3° Sur la résolution judiciaire au titre de la garantie des vices cachés
a) sur le vice rédhibitoire
L'article 1641 du code civil dispose que le vendeur est tenu de la garantie à raison des défauts cachés de la chose vendue qui la rendent impropre à l'usage auquel on la destine, ou qui diminuent tellement cet usage que l'acheteur ne l'aurait pas acquise, ou n'en aurait donné qu'un moindre prix, s'il les avait connus.
L'article 1642 du même code énonce que le vendeur n'est pas tenu des vices apparents et dont l'acheteur a pu se convaincre lui-même.
L'article 1643 précise que le vendeur est tenu des vices cachés, quand même il ne les aurait pas connus, à moins que, dans ce cas, il n'ait stipulé qu'il ne sera obligé à aucune garantie
L'article 1644 ajoute que, dans le cas des articles 1641 et 1643, l'acheteur a le choix de rendre la chose et de se faire restituer le prix, ou de garder la chose et de se faire rendre une partie du prix.

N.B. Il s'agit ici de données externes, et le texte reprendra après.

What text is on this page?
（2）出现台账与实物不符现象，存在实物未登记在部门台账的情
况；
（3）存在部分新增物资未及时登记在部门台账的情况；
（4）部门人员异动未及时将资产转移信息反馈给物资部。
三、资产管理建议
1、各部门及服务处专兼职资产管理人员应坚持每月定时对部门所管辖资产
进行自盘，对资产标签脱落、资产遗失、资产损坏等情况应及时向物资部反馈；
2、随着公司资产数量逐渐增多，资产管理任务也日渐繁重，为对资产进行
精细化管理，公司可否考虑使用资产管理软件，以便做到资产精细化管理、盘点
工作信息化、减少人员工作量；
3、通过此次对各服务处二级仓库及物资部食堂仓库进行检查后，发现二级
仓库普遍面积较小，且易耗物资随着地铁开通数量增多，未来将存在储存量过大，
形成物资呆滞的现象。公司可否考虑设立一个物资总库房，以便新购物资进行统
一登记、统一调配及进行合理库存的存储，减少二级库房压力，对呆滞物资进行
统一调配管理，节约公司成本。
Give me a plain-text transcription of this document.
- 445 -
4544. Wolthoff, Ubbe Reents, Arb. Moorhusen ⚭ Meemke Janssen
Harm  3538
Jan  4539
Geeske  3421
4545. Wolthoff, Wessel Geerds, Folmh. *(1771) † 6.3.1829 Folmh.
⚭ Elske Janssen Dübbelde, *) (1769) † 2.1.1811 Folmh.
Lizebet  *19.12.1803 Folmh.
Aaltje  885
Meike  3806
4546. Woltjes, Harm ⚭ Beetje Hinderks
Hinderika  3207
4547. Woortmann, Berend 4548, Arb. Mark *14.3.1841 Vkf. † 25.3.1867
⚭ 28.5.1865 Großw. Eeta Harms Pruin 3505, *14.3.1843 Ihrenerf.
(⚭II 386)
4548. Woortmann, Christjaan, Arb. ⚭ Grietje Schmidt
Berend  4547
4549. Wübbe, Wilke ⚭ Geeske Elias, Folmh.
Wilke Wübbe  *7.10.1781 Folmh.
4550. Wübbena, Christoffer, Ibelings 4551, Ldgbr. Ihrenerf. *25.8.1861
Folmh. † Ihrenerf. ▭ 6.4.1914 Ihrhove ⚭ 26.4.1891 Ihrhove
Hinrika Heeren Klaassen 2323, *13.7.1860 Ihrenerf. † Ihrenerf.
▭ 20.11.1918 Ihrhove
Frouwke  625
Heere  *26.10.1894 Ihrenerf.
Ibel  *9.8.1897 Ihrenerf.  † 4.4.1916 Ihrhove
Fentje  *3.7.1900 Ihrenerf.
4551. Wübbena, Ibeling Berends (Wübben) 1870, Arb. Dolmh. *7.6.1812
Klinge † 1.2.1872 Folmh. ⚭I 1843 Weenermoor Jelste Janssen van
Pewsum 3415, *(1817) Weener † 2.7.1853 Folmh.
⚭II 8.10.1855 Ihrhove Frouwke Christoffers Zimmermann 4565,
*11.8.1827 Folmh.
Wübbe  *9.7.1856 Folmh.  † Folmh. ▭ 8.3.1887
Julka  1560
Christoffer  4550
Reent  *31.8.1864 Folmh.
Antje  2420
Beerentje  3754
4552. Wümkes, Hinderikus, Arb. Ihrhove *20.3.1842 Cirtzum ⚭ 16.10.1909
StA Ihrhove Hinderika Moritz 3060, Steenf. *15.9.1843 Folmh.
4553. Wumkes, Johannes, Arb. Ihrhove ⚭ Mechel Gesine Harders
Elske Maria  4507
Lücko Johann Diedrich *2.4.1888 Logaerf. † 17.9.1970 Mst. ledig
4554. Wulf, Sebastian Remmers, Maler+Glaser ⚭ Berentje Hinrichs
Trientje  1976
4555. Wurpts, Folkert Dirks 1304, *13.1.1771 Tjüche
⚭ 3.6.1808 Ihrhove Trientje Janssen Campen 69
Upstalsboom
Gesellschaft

En l'espèce, il résulte sans aucune ambiguïté des pièces produites, notamment du procès-verbal de constat de commissaire de justice, ainsi que des échanges intervenus entre les parties, que l'installation fournie et installée par la société XL Techniques n'a, dès sa mise en route, jamais fonctionné conformément à sa destination, en ne permettant pas l'approvisionnement correct des véhicules en gaz. Cet état de fait a toujours été admis par l'intimée elle-même, qui est intervenue à plusieurs reprises sur l'installation en l'espace de plusieurs mois sans pouvoir remédier aux désordres l'affectant, qu'elle a finalement imputés à la défaillance du matériel provenant de son propre fournisseur.
L'existence d'un vice affectant le bien vendu, et rendant celui-ci impropre à son usage, ou diminuant substantiellement celui-ci, est ainsi suffisamment établie.
C'est vainement que la société XL Techniques, suivant en cela le motif erroné des premiers juges, fait valoir que le désordre était apparent pour s'être révélé immédiatement. Pour être qualifié d'apparent, le vice doit en effet pouvoir être constaté par l'acquéreur au moment même de la vente. Tel n'est à l'évidence pas le cas lorsque le vice n'est pas matériellement décelable au moment de la vente, mais réside dans un dysfonctionnement technique qui ne se matérialise qu'à la première mise en service du produit suivant sa vente, comme c'est précisément le cas en l'occurrence. Il est d'autant moins contestable que le vice n'était pas apparent lors de la vente que la société XL Techniques, spécialiste de ce type de matériel, n'a elle-même pu se convaincre du dysfonctionnement qu'une fois l'installation livrée, installée, et mise en fonctionnement.
Le vice doit ainsi indubitablement être considéré comme ayant été caché aux yeux de l'acquéreur au moment de la vente.
Le fait que le vice se soit révélé dès la mise en service de l'équipement ayant suivi sa livraison et son installation par la société XL Techniques permet de présumer qu'il affectait celui-ci antérieurement à sa vente, ce que confirme en tant que de besoin l'imputation du vice, par le vendeur lui-même, à la défectuosité du matériel qui lui avait été livré par son propre fournisseur.
Dès lors ainsi qu'il est établi que l'installation litigieuse était affectée d'un vice caché antérieur à la vente, la société Passalact est fondée à obtenir, conformément à sa demande, la résolution de la vente.
Il importe peu à cet égard que la société XL Techniques soit de bonne foi, qu'elle ait tenté de remédier au désordre, voire proposé après de longs mois le remplacement de l'équipement par un modèle différent.
Le jugement entrepris sera donc infirmé.